Mitten hinein in den nebligen Scheck sprang sie. Und dort wo sie eintauchte, teilten sich die Schwaden. Für einen kurzen Moment blickte ich auf die dahinterliegenden Küchenschränke, dann schloss sich das Loch.

Erst jetzt nahm ich den eigenartigen Geruch wahr, der schon die ganze Zeit über in der Küche gehangen haben musste.
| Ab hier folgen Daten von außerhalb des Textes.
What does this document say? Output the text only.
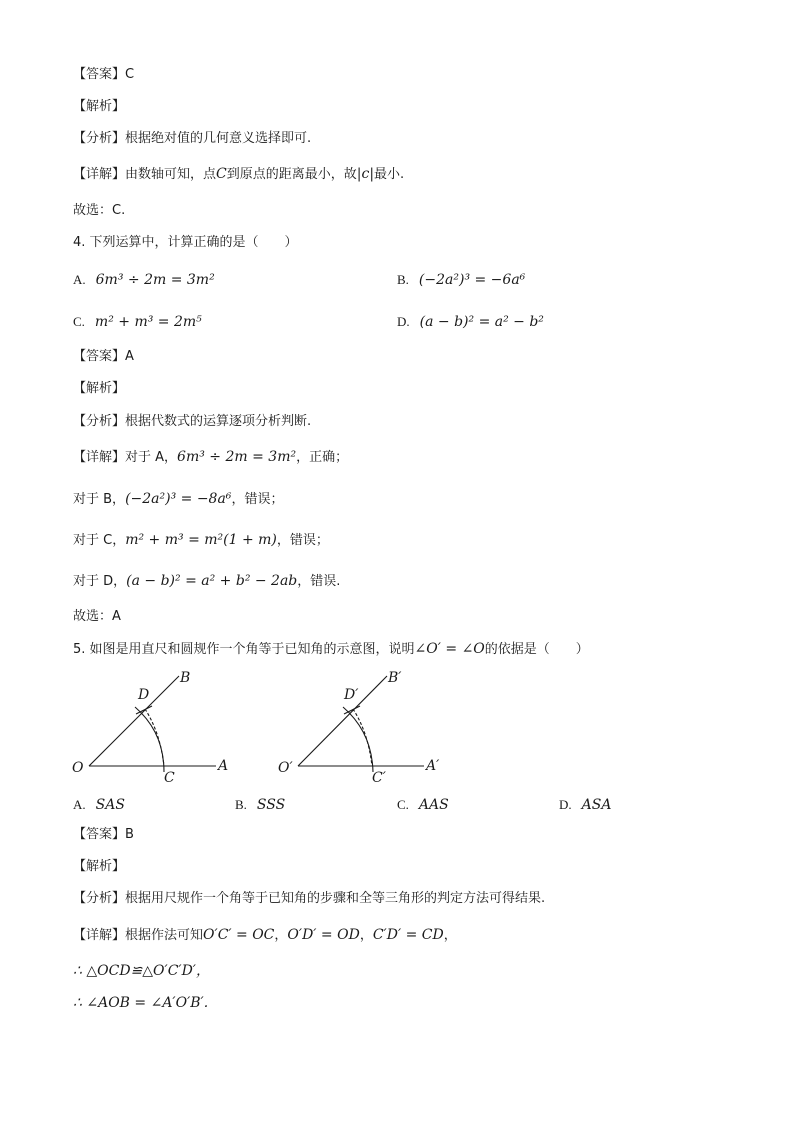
【答案】C
【解析】
【分析】根据绝对值的几何意义选择即可.
【详解】由数轴可知，点C到原点的距离最小，故|c|最小.
故选：C.
4. 下列运算中，计算正确的是（　　）
A. 6m³ ÷ 2m = 3m²	B. (−2a²)³ = −6a⁶
C. m² + m³ = 2m⁵	D. (a − b)² = a² − b²
【答案】A
【解析】
【分析】根据代数式的运算逐项分析判断.
【详解】对于 A，6m³ ÷ 2m = 3m²，正确；
对于 B，(−2a²)³ = −8a⁶，错误；
对于 C，m² + m³ = m²(1 + m)，错误；
对于 D，(a − b)² = a² + b² − 2ab，错误.
故选：A
5. 如图是用直尺和圆规作一个角等于已知角的示意图，说明∠O′ = ∠O的依据是（　　）
O	A
B
C
D
O′	A′
B′
C′
D′
A. SAS	B. SSS	C. AAS	D. ASA
【答案】B
【解析】
【分析】根据用尺规作一个角等于已知角的步骤和全等三角形的判定方法可得结果.
【详解】根据作法可知O′C′ = OC，O′D′ = OD，C′D′ = CD，
∴ △OCD≌△O′C′D′，
∴ ∠AOB = ∠A′O′B′.
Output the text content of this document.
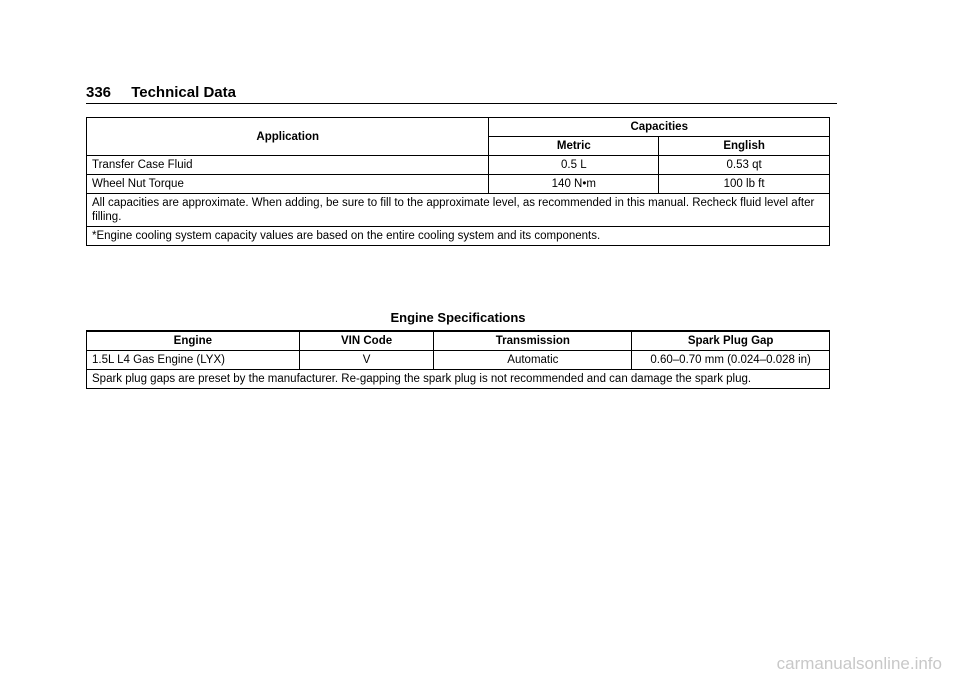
336 Technical Data
Application	Capacities	
	Metric	English
Transfer Case Fluid	0.5 L	0.53 qt
Wheel Nut Torque	140 N•m	100 lb ft
All capacities are approximate. When adding, be sure to fill to the approximate level, as recommended in this manual. Recheck fluid level after filling.		
*Engine cooling system capacity values are based on the entire cooling system and its components.		
Engine Specifications
Engine	VIN Code	Transmission	Spark Plug Gap
1.5L L4 Gas Engine (LYX)	V	Automatic	0.60–0.70 mm (0.024–0.028 in)
Spark plug gaps are preset by the manufacturer. Re-gapping the spark plug is not recommended and can damage the spark plug.			
carmanualsonline.info
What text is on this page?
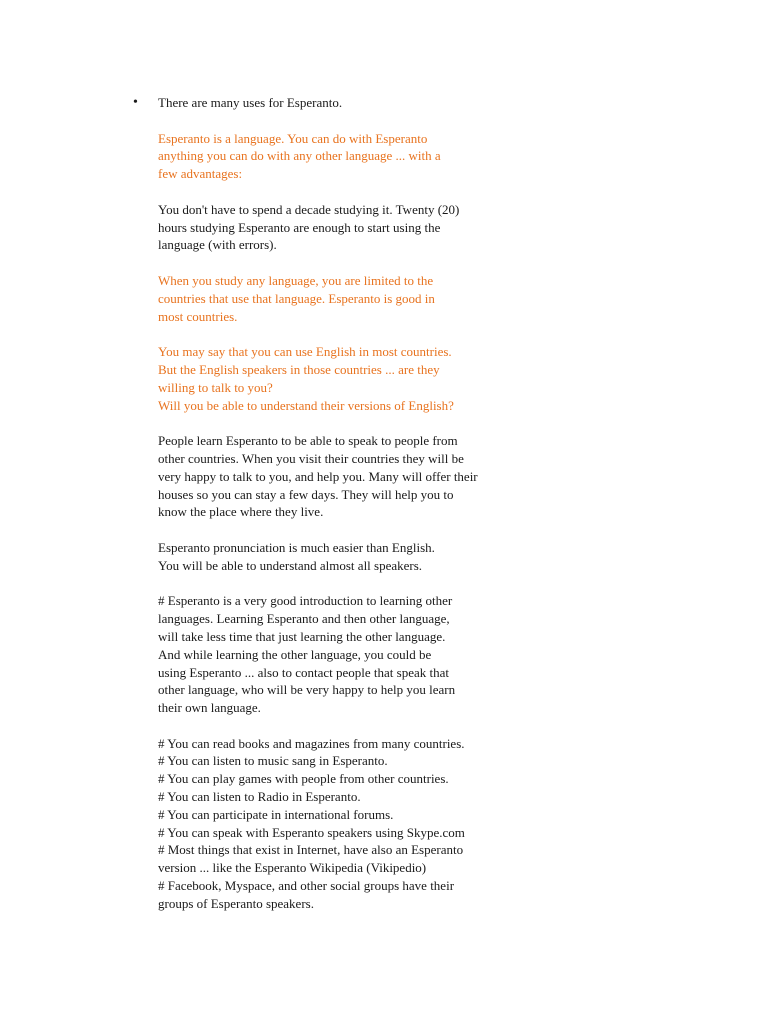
• There are many uses for Esperanto.
Esperanto is a language. You can do with Esperanto
anything you can do with any other language ... with a
few advantages:
You don't have to spend a decade studying it. Twenty (20)
hours studying Esperanto are enough to start using the
language (with errors).
When you study any language, you are limited to the
countries that use that language. Esperanto is good in
most countries.
You may say that you can use English in most countries.
But the English speakers in those countries ... are they
willing to talk to you?
Will you be able to understand their versions of English?
People learn Esperanto to be able to speak to people from
other countries. When you visit their countries they will be
very happy to talk to you, and help you. Many will offer their
houses so you can stay a few days. They will help you to
know the place where they live.
Esperanto pronunciation is much easier than English.
You will be able to understand almost all speakers.
# Esperanto is a very good introduction to learning other
languages. Learning Esperanto and then other language,
will take less time that just learning the other language.
And while learning the other language, you could be
using Esperanto ... also to contact people that speak that
other language, who will be very happy to help you learn
their own language.
# You can read books and magazines from many countries.
# You can listen to music sang in Esperanto.
# You can play games with people from other countries.
# You can listen to Radio in Esperanto.
# You can participate in international forums.
# You can speak with Esperanto speakers using Skype.com
# Most things that exist in Internet, have also an Esperanto
version ... like the Esperanto Wikipedia (Vikipedio)
# Facebook, Myspace, and other social groups have their
groups of Esperanto speakers.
Ein Geruch nach Feuerqualm, verbranntem Essen und Kerzenrauch.

Ich machte ein paar unbeholfene Schritte rückwärts, fürchtete zu stolpern und hörte bereits mein letztes Stündchen schlagen. Mit dem Rücken zur Flurwand, den Rahmen samt Sprüchlein auf der Wirbelsäule, schloss ich die Augen. Wie ein Kleinkind, das sich unsichtbar wähnt, solange es die anderen und sich selbst nicht sieht.